Mise à jour : 18 décembre 2012
Depuis 2005, l'intensité énergétique a diminué en moyenne de 1,3 % par an. La loi de programme du 13 juillet 2005 fixant les orientations de politique énergétique (loi « Pope ») a donné comme objectif de porter ce rythme annuel de baisse à - 2 % dès 2015 et à - 2,5 % entre 2015 et 2030. La consommation d'énergie finale par habitant est également en baisse, de l'ordre de 1,1 % par an depuis 2005.
La consommation d'énergie est indispensable tant pour les activités économiques que pour la vie quotidienne. Cependant, elle a un impact économique et environnemental considérable. L'énergie coûte cher et entraîne une dépendance à l'égard des pays producteurs ; elle consomme des ressources non renouvelables ; elle est une source de risques industriels ; sa consommation émet des polluants locaux et des gaz à effet de serre.
La loi de programme du 13 juillet 2005 fixant les orientations de politique énergétique (loi « Pope ») vise une diminution de la consommation d'énergie de l'ordre de - 2 % par an d'ici 2015 et de - 2,5 % de 2015 à 2030.
Les indicateurs habituellement utilisés ont des limites, qu'il est important de connaître :
Entre 1990 et 2011, l'intensité énergétique finale a diminué en moyenne de 1 % par an. En 2011, la baisse de l'intensité énergétique finale a été de 1,7 %.
La consommation d'énergie par habitant diminue depuis 2002. La baisse a été de 0,5 % en 2011, après la forte baisse de 4,2 % en 2009 due à la récession.
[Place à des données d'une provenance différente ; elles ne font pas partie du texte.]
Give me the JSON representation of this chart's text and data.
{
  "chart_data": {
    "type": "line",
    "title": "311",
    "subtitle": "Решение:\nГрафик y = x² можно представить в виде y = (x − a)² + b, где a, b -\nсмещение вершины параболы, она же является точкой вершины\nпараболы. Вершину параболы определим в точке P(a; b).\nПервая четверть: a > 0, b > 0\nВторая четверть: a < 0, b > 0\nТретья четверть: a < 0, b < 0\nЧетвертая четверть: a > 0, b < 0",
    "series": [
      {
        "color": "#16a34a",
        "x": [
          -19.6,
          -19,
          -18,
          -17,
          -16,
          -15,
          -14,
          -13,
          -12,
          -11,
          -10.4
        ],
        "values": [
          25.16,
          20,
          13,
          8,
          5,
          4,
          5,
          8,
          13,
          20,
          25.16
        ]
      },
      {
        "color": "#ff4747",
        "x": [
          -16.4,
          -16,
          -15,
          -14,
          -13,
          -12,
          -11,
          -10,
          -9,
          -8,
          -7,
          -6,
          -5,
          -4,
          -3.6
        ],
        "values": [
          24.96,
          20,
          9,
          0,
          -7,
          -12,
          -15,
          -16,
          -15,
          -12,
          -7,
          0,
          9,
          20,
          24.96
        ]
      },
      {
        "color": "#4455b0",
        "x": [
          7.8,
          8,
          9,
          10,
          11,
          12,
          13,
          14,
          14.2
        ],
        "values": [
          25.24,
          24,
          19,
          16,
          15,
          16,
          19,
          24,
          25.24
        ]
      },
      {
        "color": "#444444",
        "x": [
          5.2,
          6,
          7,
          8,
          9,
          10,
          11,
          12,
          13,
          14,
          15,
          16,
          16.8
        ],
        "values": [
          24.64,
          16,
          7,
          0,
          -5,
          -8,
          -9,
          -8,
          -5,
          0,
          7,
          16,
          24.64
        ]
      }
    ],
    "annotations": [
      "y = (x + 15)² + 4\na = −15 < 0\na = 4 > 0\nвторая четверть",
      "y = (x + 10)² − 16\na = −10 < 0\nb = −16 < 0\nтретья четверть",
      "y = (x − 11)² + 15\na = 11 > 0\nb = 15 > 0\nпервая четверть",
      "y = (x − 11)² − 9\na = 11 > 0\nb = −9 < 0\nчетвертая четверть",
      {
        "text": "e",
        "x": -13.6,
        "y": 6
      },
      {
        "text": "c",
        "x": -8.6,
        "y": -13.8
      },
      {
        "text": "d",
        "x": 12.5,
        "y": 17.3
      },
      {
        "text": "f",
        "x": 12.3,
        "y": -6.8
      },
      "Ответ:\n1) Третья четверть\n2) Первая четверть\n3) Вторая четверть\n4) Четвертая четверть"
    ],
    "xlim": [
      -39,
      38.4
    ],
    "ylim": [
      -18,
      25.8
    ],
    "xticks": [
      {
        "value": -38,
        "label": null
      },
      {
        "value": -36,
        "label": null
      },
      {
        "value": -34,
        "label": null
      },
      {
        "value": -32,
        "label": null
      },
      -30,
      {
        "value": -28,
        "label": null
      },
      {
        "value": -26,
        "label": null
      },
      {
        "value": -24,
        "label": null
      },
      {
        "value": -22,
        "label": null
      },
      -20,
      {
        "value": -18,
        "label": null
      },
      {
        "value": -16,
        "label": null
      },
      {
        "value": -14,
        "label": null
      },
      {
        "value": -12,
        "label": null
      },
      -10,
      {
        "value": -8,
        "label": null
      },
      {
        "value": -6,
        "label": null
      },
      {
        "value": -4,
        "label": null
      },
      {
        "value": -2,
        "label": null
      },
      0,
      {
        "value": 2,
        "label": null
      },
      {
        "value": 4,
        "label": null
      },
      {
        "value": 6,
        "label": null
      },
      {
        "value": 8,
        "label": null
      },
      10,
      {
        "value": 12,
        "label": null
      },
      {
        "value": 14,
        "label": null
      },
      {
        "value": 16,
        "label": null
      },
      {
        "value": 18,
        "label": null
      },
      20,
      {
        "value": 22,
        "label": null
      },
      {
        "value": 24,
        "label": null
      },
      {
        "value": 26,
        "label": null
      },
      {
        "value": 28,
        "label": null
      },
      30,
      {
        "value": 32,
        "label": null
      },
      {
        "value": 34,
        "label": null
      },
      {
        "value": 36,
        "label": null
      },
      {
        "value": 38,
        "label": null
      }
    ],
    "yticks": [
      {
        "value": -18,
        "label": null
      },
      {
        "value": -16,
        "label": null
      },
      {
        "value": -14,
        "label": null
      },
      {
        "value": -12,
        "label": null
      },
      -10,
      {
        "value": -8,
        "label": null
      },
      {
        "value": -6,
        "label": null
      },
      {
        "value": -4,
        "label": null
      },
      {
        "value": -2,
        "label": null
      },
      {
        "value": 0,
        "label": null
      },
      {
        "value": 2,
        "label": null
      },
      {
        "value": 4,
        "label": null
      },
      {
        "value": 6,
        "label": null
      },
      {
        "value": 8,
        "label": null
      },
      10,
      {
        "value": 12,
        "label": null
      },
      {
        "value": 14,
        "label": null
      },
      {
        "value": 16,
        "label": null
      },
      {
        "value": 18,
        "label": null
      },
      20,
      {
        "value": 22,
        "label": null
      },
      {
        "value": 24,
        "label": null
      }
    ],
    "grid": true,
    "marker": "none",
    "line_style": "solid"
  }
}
En 2011, chaque habitant a ainsi consommé 2,5 tep d'énergie finale (usages non énergétiques exclus).
Au niveau national, la consommation d'énergie finale en 2011 est de 156 Mtep. Dans le cadre de son programme national de réforme d'avril 2011, la France s'est fixée pour objectif de porter sa consommation d'énergie finale à 135 Mtep en 2020.